If this is all of God then He seems willing to use very strange means and to risk plunging his servants into apparent scandal.

So warned by this new dream and angelic revelation, the family flees.

And again; after the massacre; while they’re sheltering in Egypt, the angel of Lord again appears in a dream to tell them to return.

But Joseph is afraid to return, and God has a hand in this fear; having been warned yet again in a dream – is he learning to trust this mode? - he withdrew to the district of Galilee.

And what is the summary: “So was fulfilled what was said through the prophets” - all of this flurry of activity and dreams and angels and star gazing foreigners – all this confirms what the scripture had predicted.

And so what of that experiential and revelatory dimension today: when we have the bible?

Well, the bible itself doesn’t teach this is all now ended; indeed the opposite.
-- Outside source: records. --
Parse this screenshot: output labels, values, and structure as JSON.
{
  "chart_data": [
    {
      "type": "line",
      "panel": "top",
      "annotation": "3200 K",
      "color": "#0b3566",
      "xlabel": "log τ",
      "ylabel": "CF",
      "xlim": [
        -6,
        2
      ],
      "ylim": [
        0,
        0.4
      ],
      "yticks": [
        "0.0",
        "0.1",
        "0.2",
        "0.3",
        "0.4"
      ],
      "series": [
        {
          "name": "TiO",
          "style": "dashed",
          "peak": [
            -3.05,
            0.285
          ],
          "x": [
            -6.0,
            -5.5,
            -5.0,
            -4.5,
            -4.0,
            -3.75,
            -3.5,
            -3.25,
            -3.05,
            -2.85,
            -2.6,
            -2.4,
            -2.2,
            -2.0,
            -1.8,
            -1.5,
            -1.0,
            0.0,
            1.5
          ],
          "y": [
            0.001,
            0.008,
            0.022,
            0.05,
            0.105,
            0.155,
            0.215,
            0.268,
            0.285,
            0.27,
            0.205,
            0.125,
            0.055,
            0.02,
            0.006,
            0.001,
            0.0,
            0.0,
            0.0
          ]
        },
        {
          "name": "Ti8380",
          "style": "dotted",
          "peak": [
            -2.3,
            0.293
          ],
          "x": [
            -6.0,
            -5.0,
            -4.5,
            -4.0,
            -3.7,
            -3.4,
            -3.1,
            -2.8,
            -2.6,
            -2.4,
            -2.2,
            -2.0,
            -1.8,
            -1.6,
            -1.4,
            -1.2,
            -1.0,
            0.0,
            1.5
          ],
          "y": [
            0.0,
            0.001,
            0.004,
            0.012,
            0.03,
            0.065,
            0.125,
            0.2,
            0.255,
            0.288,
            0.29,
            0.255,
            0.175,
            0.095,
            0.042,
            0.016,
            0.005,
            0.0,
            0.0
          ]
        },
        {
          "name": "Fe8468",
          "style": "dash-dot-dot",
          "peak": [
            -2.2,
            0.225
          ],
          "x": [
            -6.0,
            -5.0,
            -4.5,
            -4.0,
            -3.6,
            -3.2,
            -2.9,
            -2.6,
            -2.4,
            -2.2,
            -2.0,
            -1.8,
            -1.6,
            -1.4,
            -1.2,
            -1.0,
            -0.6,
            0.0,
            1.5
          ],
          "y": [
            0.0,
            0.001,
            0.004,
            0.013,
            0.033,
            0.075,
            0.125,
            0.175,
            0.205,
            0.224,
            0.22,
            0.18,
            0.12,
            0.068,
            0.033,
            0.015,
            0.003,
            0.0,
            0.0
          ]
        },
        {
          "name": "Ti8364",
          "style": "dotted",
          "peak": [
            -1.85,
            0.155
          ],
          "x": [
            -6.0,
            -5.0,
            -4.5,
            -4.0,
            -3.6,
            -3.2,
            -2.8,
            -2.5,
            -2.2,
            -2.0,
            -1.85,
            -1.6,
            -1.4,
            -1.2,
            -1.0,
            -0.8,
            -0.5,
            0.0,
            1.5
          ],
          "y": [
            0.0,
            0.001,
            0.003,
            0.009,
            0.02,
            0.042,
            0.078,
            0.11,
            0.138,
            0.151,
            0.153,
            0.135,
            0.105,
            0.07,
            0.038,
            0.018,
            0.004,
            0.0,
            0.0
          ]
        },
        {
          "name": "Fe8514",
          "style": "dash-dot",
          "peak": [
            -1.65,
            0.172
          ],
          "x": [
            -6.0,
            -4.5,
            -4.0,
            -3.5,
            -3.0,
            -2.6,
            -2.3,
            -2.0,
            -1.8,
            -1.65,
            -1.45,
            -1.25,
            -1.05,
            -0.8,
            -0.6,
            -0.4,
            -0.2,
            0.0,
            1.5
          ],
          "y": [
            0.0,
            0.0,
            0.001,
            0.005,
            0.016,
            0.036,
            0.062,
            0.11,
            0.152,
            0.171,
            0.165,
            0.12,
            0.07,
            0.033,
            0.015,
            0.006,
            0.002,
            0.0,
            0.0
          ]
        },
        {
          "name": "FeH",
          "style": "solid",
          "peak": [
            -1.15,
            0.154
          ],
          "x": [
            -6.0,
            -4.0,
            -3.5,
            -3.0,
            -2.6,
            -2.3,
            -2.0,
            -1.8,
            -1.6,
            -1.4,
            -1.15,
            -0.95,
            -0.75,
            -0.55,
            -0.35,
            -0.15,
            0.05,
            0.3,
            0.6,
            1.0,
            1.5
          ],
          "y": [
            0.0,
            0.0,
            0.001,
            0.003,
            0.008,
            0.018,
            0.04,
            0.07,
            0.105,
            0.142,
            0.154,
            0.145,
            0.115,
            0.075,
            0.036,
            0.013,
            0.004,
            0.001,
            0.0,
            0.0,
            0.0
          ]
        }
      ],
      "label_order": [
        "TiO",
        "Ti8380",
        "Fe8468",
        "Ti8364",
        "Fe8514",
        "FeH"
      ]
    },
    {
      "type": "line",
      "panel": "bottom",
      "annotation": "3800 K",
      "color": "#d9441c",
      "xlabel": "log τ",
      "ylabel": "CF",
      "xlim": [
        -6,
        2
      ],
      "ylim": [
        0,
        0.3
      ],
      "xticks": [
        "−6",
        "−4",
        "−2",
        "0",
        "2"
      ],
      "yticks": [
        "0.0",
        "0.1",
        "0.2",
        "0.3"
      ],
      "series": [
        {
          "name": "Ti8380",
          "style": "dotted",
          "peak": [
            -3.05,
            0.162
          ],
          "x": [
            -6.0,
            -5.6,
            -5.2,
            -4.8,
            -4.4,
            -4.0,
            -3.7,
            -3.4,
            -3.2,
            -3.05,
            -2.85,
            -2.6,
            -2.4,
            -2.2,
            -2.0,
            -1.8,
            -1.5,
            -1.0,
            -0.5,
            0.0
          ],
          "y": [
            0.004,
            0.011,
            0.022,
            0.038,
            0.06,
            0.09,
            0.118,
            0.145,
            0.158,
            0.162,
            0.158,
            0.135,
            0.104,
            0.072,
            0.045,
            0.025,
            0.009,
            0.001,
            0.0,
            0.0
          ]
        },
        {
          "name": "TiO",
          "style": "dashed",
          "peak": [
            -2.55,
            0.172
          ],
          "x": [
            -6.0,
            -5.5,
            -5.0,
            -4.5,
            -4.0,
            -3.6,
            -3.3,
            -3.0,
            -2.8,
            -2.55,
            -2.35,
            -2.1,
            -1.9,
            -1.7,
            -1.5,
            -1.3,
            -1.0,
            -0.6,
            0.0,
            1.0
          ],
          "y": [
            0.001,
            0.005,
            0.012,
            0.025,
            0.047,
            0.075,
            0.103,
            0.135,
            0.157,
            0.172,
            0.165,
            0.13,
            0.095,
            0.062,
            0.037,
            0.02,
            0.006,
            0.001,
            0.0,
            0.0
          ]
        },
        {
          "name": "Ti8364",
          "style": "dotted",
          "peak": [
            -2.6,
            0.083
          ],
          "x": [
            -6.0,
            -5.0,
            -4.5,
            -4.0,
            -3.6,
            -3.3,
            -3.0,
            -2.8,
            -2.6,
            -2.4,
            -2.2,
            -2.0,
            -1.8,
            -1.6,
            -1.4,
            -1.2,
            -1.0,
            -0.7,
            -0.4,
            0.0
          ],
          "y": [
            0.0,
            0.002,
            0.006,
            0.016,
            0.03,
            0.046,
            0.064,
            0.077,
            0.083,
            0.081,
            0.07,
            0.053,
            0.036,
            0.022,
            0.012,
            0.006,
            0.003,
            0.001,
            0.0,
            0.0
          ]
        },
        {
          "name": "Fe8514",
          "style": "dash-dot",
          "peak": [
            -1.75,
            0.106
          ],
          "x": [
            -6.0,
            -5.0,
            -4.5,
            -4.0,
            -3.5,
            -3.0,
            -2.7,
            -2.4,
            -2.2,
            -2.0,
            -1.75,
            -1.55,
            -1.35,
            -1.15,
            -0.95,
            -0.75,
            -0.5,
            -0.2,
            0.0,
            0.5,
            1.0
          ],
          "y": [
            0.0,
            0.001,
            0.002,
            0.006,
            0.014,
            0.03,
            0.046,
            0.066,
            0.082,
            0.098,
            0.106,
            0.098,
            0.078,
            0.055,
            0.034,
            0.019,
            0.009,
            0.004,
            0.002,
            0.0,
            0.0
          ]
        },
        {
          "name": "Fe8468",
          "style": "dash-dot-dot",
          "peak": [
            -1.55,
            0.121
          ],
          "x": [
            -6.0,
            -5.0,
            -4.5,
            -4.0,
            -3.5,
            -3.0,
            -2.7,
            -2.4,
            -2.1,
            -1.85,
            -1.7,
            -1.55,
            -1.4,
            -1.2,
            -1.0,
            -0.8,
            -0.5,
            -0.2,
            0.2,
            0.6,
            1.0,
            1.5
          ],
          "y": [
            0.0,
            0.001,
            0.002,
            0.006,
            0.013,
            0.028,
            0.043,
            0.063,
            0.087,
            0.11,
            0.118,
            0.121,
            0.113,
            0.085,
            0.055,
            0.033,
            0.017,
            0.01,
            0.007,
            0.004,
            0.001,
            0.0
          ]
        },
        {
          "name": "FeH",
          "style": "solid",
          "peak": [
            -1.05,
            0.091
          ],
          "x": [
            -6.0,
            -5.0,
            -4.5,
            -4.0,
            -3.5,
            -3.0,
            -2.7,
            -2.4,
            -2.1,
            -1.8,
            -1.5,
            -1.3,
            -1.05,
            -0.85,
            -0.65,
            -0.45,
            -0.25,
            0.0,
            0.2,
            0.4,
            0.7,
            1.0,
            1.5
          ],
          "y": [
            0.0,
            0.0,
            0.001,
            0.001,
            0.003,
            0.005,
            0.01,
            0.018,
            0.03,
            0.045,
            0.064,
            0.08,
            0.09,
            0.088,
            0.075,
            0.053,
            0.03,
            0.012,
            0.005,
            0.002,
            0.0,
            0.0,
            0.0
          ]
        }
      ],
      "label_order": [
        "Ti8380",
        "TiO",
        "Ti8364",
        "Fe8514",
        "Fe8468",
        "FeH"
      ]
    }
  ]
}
Eagerly pursue spiritual gifts, especially that of prophecy; exhorts Paul. Just as the accurate Old Testament prophecy in Joseph's day - which the scholars knew - didn’t rule out all that current activity and strange revelatory modes, giving guidance in dangerous times.

Might not be as neat and tidy as we’d like. But it is biblical by definition. So perhaps we shouldn't expect a neat and tidy path, God in rather predictable boundaries and locations, today?

As Lewis captured in the story of Aslan.
"Is he safe?" asks someone nervously.
"Goodness, no. He's not a tame lion you know. But he is good"

If a young couple claimed to be in touch with this mode of revelation, to any degree, they'd probably, in many places, be told to calm down; ground their experience more in the text of bible reading, let the experts in the law tell them why it can't be real, or how risky such things are. Certainly there is order and guidelines to be observed in such matters. But its also biblical for God's ways to be stranger than expected, and we might also find that dynamic still disturbs.

our exegesis depends at least partly on what we've seen, i think (a dubious sounding proposition but i think it is biblically demonstrable - will jot something on that too).